You are here
African Water Facility project recognized during UN climate talks in Warsaw
The Fostering Innovative Sanitation and Hygiene (FISH) Project in Monrovia funded by the African Water Facility (AWF) was showcased and recognized on November 21 and 22 as one of 17 outstanding climate innovations during the UN Climate Change Conference in Warsaw, Poland.
FISH is the Government of Liberia’s first initiative to provide fecal sludge management services to unsewered poor areas of Liberia since the end of the civil war in 2003. This activity enhances capacity for sustainable city-wide fecal sludge management through a community-driven approach. It is doing so by improving the toilet facilities of households, by rehabilitating the sewerage system, by implementing communal toilet facilities for dense settlements and by providing public toilet facilities in marketplaces.
In her introduction, Kelly Rigg, Chair of the Momentum for Change Advisory Panel at the United Nations Framework Convention on Climate Change (UNFCCC), highlighted how the selected projects provided a guiding light “on the transformational societal shift underway to address climate change.” These activities, she said, demonstrate the potential to replicate and scale-up action in communities around the world.
The Monrovia City Corporation of the Government of Liberia received a 1.2 million euro grant from the African Water Facility, a special fund hosted by the African Development Bank, to finance the FISH Project.
For Ellen Pratt, Project Manager of FISH, this recognition provides an extra push, for an idea that is now becoming more and more established and relevant for the human development dimension of Monrovia’s emergence from conflict. “It provides relevance to something we thought was a good idea and it provides strong evidence that we are heading in the right direction,” said the project manager.

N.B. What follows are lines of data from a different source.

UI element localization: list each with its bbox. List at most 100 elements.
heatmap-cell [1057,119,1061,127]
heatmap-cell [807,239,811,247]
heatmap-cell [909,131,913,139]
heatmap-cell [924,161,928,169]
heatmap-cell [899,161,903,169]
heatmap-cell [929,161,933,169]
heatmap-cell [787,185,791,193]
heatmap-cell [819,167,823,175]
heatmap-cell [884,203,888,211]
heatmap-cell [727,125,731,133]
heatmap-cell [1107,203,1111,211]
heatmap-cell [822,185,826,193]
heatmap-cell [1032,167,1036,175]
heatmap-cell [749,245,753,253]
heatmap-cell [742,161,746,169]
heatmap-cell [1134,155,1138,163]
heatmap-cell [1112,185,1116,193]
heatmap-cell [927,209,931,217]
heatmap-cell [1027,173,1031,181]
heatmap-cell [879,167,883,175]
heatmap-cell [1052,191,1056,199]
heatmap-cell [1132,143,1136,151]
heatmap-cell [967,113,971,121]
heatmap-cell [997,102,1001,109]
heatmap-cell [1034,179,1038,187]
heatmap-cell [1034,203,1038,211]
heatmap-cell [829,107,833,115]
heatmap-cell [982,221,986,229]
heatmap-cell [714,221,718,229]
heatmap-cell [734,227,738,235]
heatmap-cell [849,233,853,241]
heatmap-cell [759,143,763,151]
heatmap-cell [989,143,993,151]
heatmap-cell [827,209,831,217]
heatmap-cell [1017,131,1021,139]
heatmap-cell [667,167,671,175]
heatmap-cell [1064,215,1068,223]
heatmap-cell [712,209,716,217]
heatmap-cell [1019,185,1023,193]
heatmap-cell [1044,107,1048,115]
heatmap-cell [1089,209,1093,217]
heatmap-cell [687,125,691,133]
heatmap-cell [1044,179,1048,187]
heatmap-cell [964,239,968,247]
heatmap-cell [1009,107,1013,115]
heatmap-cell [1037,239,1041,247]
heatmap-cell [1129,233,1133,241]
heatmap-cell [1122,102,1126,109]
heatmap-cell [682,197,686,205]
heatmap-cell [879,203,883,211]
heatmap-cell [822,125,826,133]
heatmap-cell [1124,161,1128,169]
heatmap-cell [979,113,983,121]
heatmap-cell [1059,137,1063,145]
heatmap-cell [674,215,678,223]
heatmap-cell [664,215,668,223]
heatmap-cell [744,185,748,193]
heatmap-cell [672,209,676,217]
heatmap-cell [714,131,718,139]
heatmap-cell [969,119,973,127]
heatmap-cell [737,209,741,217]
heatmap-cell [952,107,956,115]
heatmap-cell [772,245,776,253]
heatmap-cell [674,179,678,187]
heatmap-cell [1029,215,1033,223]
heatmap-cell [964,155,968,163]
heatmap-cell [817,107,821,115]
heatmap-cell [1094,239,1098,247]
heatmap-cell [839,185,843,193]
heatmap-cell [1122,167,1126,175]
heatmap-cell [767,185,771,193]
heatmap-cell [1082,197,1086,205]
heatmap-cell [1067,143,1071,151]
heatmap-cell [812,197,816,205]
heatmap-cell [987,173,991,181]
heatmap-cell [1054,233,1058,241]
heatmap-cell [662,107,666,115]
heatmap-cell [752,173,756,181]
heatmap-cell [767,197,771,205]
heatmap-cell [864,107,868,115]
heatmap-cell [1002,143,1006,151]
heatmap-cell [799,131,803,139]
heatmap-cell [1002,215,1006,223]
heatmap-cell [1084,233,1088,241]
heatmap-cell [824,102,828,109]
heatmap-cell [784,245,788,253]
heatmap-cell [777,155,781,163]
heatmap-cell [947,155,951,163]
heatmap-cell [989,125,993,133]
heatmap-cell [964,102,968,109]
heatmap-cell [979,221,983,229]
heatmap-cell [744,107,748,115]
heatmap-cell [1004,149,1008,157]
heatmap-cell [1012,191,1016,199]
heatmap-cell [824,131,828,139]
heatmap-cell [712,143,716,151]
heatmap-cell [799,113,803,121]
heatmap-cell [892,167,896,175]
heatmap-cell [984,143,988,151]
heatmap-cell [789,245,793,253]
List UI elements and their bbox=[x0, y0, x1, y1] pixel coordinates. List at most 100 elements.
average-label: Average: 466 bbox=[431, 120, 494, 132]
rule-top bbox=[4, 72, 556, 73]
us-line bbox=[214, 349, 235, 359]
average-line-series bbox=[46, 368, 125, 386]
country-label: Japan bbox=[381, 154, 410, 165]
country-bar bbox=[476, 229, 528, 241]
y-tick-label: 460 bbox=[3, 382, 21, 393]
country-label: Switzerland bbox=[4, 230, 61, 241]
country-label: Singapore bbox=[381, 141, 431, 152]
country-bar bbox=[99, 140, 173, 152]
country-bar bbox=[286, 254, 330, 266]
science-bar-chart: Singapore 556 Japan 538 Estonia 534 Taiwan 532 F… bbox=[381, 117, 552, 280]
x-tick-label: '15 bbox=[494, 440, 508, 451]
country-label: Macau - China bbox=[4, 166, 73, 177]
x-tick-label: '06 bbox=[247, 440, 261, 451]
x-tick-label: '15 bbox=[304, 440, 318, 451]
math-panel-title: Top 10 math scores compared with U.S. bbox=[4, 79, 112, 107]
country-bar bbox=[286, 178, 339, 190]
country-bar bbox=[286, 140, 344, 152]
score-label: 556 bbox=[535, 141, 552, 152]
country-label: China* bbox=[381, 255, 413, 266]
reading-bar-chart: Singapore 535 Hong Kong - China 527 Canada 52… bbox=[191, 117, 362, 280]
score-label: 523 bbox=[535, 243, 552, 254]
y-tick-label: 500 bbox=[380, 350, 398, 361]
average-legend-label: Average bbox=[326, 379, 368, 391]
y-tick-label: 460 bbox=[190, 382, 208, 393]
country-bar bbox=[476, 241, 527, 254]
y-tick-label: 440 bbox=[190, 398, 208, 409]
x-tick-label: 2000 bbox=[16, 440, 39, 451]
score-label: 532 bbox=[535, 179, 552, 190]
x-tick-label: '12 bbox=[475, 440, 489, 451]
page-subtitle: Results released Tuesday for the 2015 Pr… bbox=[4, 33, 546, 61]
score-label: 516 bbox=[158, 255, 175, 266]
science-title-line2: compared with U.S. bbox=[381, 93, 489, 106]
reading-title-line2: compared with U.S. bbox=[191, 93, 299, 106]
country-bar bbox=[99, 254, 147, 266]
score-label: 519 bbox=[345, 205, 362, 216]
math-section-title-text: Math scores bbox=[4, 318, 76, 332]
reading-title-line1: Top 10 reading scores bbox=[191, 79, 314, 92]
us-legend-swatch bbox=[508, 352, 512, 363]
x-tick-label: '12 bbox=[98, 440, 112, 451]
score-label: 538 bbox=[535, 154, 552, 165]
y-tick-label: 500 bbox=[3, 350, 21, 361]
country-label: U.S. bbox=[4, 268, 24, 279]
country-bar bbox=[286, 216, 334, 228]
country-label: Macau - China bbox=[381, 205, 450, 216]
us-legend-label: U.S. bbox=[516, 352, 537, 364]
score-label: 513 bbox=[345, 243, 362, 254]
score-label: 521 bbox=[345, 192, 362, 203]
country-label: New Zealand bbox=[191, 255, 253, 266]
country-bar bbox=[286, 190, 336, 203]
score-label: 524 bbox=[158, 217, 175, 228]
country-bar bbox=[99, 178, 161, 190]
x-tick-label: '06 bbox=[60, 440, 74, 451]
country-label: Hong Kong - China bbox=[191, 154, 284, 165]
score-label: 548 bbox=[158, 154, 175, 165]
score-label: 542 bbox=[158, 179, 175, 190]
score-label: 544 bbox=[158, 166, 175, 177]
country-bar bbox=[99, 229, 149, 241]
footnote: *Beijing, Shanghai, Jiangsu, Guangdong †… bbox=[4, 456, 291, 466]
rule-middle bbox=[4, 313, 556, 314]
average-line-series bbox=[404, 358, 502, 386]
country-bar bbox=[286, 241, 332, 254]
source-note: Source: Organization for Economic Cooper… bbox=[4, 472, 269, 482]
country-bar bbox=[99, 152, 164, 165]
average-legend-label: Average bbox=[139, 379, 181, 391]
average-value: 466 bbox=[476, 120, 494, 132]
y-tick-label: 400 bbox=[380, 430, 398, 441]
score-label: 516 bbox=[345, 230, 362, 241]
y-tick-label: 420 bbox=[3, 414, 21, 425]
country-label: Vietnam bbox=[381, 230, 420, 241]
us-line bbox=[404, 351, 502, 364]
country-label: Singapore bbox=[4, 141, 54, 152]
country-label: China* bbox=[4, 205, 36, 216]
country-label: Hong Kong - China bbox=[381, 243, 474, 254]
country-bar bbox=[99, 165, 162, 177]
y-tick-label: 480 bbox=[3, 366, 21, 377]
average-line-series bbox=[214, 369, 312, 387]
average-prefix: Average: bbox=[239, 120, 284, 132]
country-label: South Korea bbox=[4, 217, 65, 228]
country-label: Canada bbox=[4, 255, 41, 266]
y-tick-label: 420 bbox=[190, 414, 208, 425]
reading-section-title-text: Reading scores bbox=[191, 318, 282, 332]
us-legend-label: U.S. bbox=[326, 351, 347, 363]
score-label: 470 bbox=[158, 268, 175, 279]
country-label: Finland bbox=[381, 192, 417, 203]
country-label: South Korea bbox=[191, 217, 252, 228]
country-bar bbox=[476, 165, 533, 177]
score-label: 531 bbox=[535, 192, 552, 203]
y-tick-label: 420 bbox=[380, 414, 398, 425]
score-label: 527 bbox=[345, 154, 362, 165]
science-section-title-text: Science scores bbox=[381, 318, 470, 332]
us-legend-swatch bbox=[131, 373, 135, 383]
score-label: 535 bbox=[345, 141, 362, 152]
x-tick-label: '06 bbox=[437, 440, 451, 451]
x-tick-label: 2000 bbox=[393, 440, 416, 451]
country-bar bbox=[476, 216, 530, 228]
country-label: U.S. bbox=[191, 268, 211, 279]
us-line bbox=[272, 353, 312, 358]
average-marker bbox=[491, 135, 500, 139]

The 2013 Lighthouse Activities were selected by a 16-member, international advisory panel as part of the secretariat’s Momentum for Change initiative, which is funded by the Bill and Melinda Gates Foundation and the Rockefeller Foundation, and operates in partnership with the World Economic Forum.
The next step would be to scale up the project, said Pratt. “There are 14 other urban county capitals that are in urgent need of such initiatives, hence the need to replicate the activities nationwide.” According to Pratt, less than five per cent of the country has adequate sewage systems and fecal sludge is not being treated. More human and financial capital would be needed for further expansion.